When I reached the summit I was amazed at the considerable contrast of landscapes on either side of the mountain. Chirnside village is a black and grey Pleasantville’esque blotch on the landscape, surrounded by fenced in green pastures, next door to the Heritage Golf Course (more green paddocks). The Bend of Islands, on the other side of the mountain and river, is densely vegetated where each establishment merely peaks through the canopy of eucalypts and tea-trees at the rest of the world. Unfortunately my iphone battery was dying which limited my opportunities to capture more footage. I must look into purchasing a mobile recharger which Steve was telling me about the other day. Would be handy on extended field trips.
The river is currently quite swollen from the recent rain we have been having. Small groups of Kayaks were navigating the swift currents and obstacle course of rock bars and islands that are at times difficult to see due to the rise in water.

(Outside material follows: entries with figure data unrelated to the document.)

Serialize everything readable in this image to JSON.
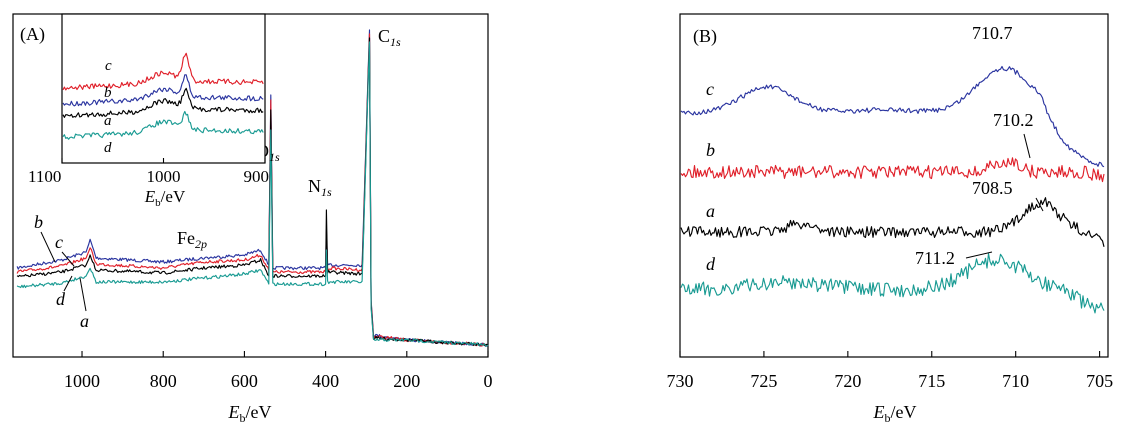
{
  "chart_data": [
    {
      "panel": "(A)",
      "type": "line",
      "title": "",
      "xlabel": "E_b/eV",
      "xlabel_main": "E",
      "xlabel_sub": "b",
      "xlabel_unit": "/eV",
      "xlim": [
        1170,
        0
      ],
      "xticks": [
        1000,
        800,
        600,
        400,
        200,
        0
      ],
      "xtick_labels": [
        "1000",
        "800",
        "600",
        "400",
        "200",
        "0"
      ],
      "ylabel": "",
      "series": [
        {
          "name": "b",
          "color": "#2b35a0",
          "values": [
            [
              1160,
              268
            ],
            [
              1050,
              260
            ],
            [
              990,
              252
            ],
            [
              980,
              240
            ],
            [
              965,
              258
            ],
            [
              800,
              262
            ],
            [
              700,
              258
            ],
            [
              600,
              255
            ],
            [
              560,
              250
            ],
            [
              540,
              265
            ],
            [
              535,
              95
            ],
            [
              530,
              268
            ],
            [
              400,
              268
            ],
            [
              398,
              230
            ],
            [
              395,
              265
            ],
            [
              310,
              265
            ],
            [
              292,
              30
            ],
            [
              288,
              300
            ],
            [
              282,
              335
            ],
            [
              200,
              340
            ],
            [
              0,
              345
            ]
          ]
        },
        {
          "name": "c",
          "color": "#e0202a",
          "values": [
            [
              1160,
              272
            ],
            [
              1050,
              266
            ],
            [
              990,
              258
            ],
            [
              980,
              248
            ],
            [
              965,
              264
            ],
            [
              800,
              268
            ],
            [
              700,
              262
            ],
            [
              600,
              260
            ],
            [
              560,
              255
            ],
            [
              540,
              270
            ],
            [
              535,
              100
            ],
            [
              530,
              272
            ],
            [
              400,
              272
            ],
            [
              398,
              232
            ],
            [
              395,
              268
            ],
            [
              310,
              270
            ],
            [
              292,
              34
            ],
            [
              288,
              302
            ],
            [
              282,
              336
            ],
            [
              200,
              340
            ],
            [
              0,
              345
            ]
          ]
        },
        {
          "name": "a",
          "color": "#000000",
          "values": [
            [
              1160,
              277
            ],
            [
              1050,
              272
            ],
            [
              990,
              265
            ],
            [
              980,
              256
            ],
            [
              965,
              270
            ],
            [
              800,
              273
            ],
            [
              700,
              268
            ],
            [
              600,
              265
            ],
            [
              560,
              260
            ],
            [
              540,
              276
            ],
            [
              535,
              110
            ],
            [
              530,
              276
            ],
            [
              400,
              276
            ],
            [
              398,
              210
            ],
            [
              395,
              272
            ],
            [
              310,
              274
            ],
            [
              292,
              38
            ],
            [
              288,
              305
            ],
            [
              282,
              338
            ],
            [
              200,
              340
            ],
            [
              0,
              345
            ]
          ]
        },
        {
          "name": "d",
          "color": "#1a9b93",
          "values": [
            [
              1160,
              287
            ],
            [
              1050,
              283
            ],
            [
              990,
              276
            ],
            [
              980,
              268
            ],
            [
              965,
              282
            ],
            [
              800,
              282
            ],
            [
              700,
              278
            ],
            [
              600,
              274
            ],
            [
              560,
              270
            ],
            [
              540,
              284
            ],
            [
              535,
              130
            ],
            [
              530,
              284
            ],
            [
              400,
              284
            ],
            [
              398,
              250
            ],
            [
              395,
              282
            ],
            [
              310,
              282
            ],
            [
              292,
              42
            ],
            [
              288,
              308
            ],
            [
              282,
              340
            ],
            [
              200,
              340
            ],
            [
              0,
              345
            ]
          ]
        }
      ],
      "annotations": [
        {
          "text": "C",
          "sub": "1s",
          "energy": 285
        },
        {
          "text": "O",
          "sub": "1s",
          "energy": 531
        },
        {
          "text": "N",
          "sub": "1s",
          "energy": 399
        },
        {
          "text": "Fe",
          "sub": "2p",
          "energy": 711
        }
      ],
      "curve_labels": [
        "b",
        "c",
        "d",
        "a"
      ],
      "inset": {
        "type": "line",
        "xlim": [
          1100,
          900
        ],
        "xticks": [
          1100,
          1000,
          900
        ],
        "xtick_labels": [
          "1100",
          "1000",
          "900"
        ],
        "xlabel_main": "E",
        "xlabel_sub": "b",
        "xlabel_unit": "/eV",
        "curve_labels": [
          "c",
          "b",
          "a",
          "d"
        ]
      }
    },
    {
      "panel": "(B)",
      "type": "line",
      "title": "",
      "xlabel": "E_b/eV",
      "xlabel_main": "E",
      "xlabel_sub": "b",
      "xlabel_unit": "/eV",
      "xlim": [
        730,
        704.5
      ],
      "xticks": [
        730,
        725,
        720,
        715,
        710,
        705
      ],
      "xtick_labels": [
        "730",
        "725",
        "720",
        "715",
        "710",
        "705"
      ],
      "ylabel": "",
      "series": [
        {
          "name": "c",
          "color": "#2b35a0",
          "peak": 710.7
        },
        {
          "name": "b",
          "color": "#e0202a",
          "peak": 710.2
        },
        {
          "name": "a",
          "color": "#000000",
          "peak": 708.5
        },
        {
          "name": "d",
          "color": "#1a9b93",
          "peak": 711.2
        }
      ],
      "peak_labels": [
        "710.7",
        "710.2",
        "708.5",
        "711.2"
      ],
      "curve_labels": [
        "c",
        "b",
        "a",
        "d"
      ]
    }
  ]
}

After circling Mount Lofty I drove back to the Bend to interview Rodrigo. One of the latest arrivals to the Bend (even more so than Tserin and Jess), Rodrigo and his young family have bought a property on Ironbark Road roughly a year ago. Mexican in origin, Rodrigo and his partner have had a bit of exposure to eco-communities in the past and were initially attracted to the Bend by the community appeal.

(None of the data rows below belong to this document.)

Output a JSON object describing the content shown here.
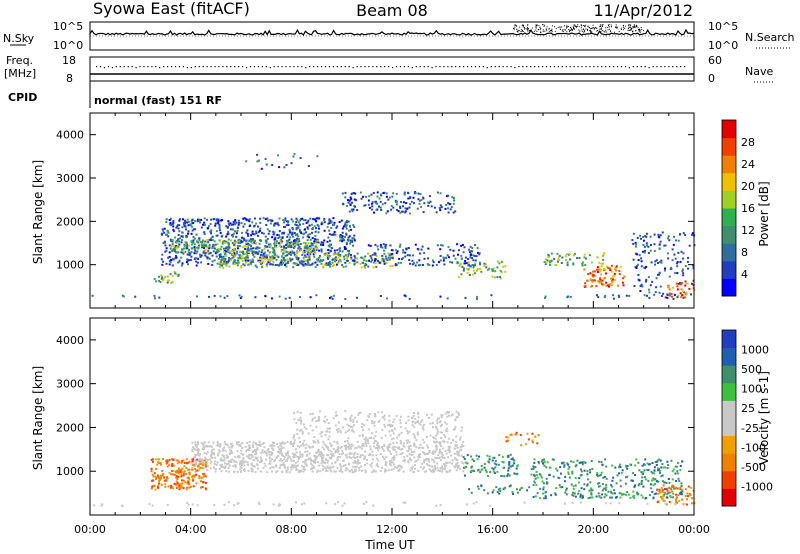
{
  "header": {
    "station": "Syowa East (fitACF)",
    "beam": "Beam 08",
    "date": "11/Apr/2012"
  },
  "nsky_panel": {
    "left_label": "N.Sky",
    "right_label": "N.Search",
    "left_ticks": [
      "10^5",
      "10^0"
    ],
    "right_ticks": [
      "10^5",
      "10^0"
    ]
  },
  "freq_panel": {
    "left_label_1": "Freq.",
    "left_label_2": "[MHz]",
    "right_label": "Nave",
    "left_ticks": [
      "18",
      "8"
    ],
    "right_ticks": [
      "60",
      "0"
    ]
  },
  "cpid": {
    "label": "CPID",
    "value": "normal (fast) 151 RF"
  },
  "colors": {
    "power_scale": [
      "#0000ff",
      "#1f3fbf",
      "#2f6f9f",
      "#3f8f6f",
      "#2faf4f",
      "#a0d020",
      "#f0c000",
      "#f08000",
      "#f04000",
      "#e00000"
    ],
    "velocity_scale": [
      "#e00000",
      "#f04000",
      "#f08000",
      "#f0a000",
      "#c8c8c8",
      "#c8c8c8",
      "#40c040",
      "#3f8f6f",
      "#1f5faf",
      "#1f3fbf"
    ]
  },
  "chart_data": [
    {
      "type": "heatmap",
      "name": "power",
      "ylabel": "Slant Range [km]",
      "ylim": [
        0,
        4500
      ],
      "yticks": [
        1000,
        2000,
        3000,
        4000
      ],
      "xlim": [
        0,
        24
      ],
      "colorbar": {
        "label": "Power [dB]",
        "range": [
          0,
          32
        ],
        "ticks": [
          "4",
          "8",
          "12",
          "16",
          "20",
          "24",
          "28"
        ]
      }
    },
    {
      "type": "heatmap",
      "name": "velocity",
      "ylabel": "Slant Range [km]",
      "ylim": [
        0,
        4500
      ],
      "yticks": [
        1000,
        2000,
        3000,
        4000
      ],
      "xlim": [
        0,
        24
      ],
      "xlabel": "Time UT",
      "xticks": [
        "00:00",
        "04:00",
        "08:00",
        "12:00",
        "16:00",
        "20:00",
        "00:00"
      ],
      "colorbar": {
        "label": "Velocity [m s-1]",
        "ticks": [
          "1000",
          "500",
          "100",
          "25",
          "-25",
          "-100",
          "-500",
          "-1000"
        ]
      }
    }
  ]
}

He briefly showed me around the property, which they share with two other households, before we settled down for the interview. I was blown away by how articulate he was about the concept of placemaking and his experience of the Bend. We chatted about the social aspects of living in the ELZ (the community strengthening due to the reciprocal behaviour of each member) before addressing the environmental aspects of the Bend. He hit the nail upon the head in regards to my research focusing upon place being socialised space when he explained how when you pay attention to the space you are in it starts to become a special place. When we focus upon the details of an environment, or are taught about it with the help of positive community members, our understanding and sense of place strengthens. I find this more relates to Tuan’s points on qualitative experience rather than Seamon’s place-ballets. Perhaps I have been barking up the wrong tree in regards to Seamon’s schema. The notion of establishing habits or routines that prompt a type of dance between you and the space you are in to produce an impression of place seems to rely upon a subconscious behaviour. When we establish a routine sequence of actions (i.e. doing the dishes, cleaning the car, mowing the lawn) we initiate an automated type of behaviour where we switch off our active thought processes and let our motor-skills and reflexes complete the job at hand.

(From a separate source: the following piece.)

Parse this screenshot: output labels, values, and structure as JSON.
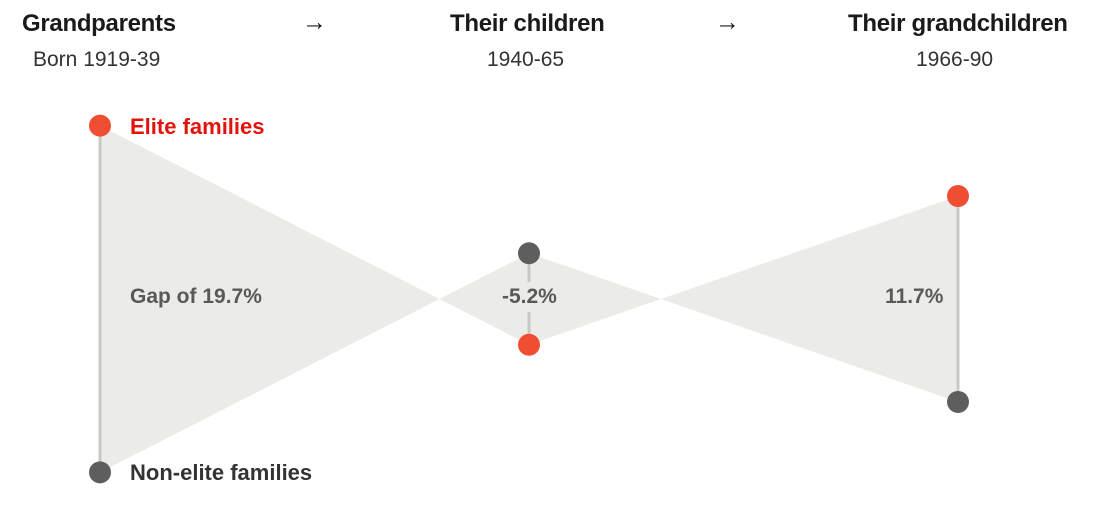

I feel I am coming across a different type of placemaking with the BOI community, as each resident tells me about their learning experience as they are continuously exposed to the ecological aspects of the place. Rudi told me about the birds and orchids he learns about when engaging with the community and walking through the landscape; Mick elaborated on the Indigenous people’s history of the BOI, which he no doubt learned from conversing with many of the local Wurendjeri; Tserin told me about how his arborist interests have adjusted after delicate flora in the BOI understorey had been pointed out to hiim; etc.
Placemaking is more about learning than anything else. The more we learn about a place (either biographically or socially), the deeper and more rich our sense of place becomes.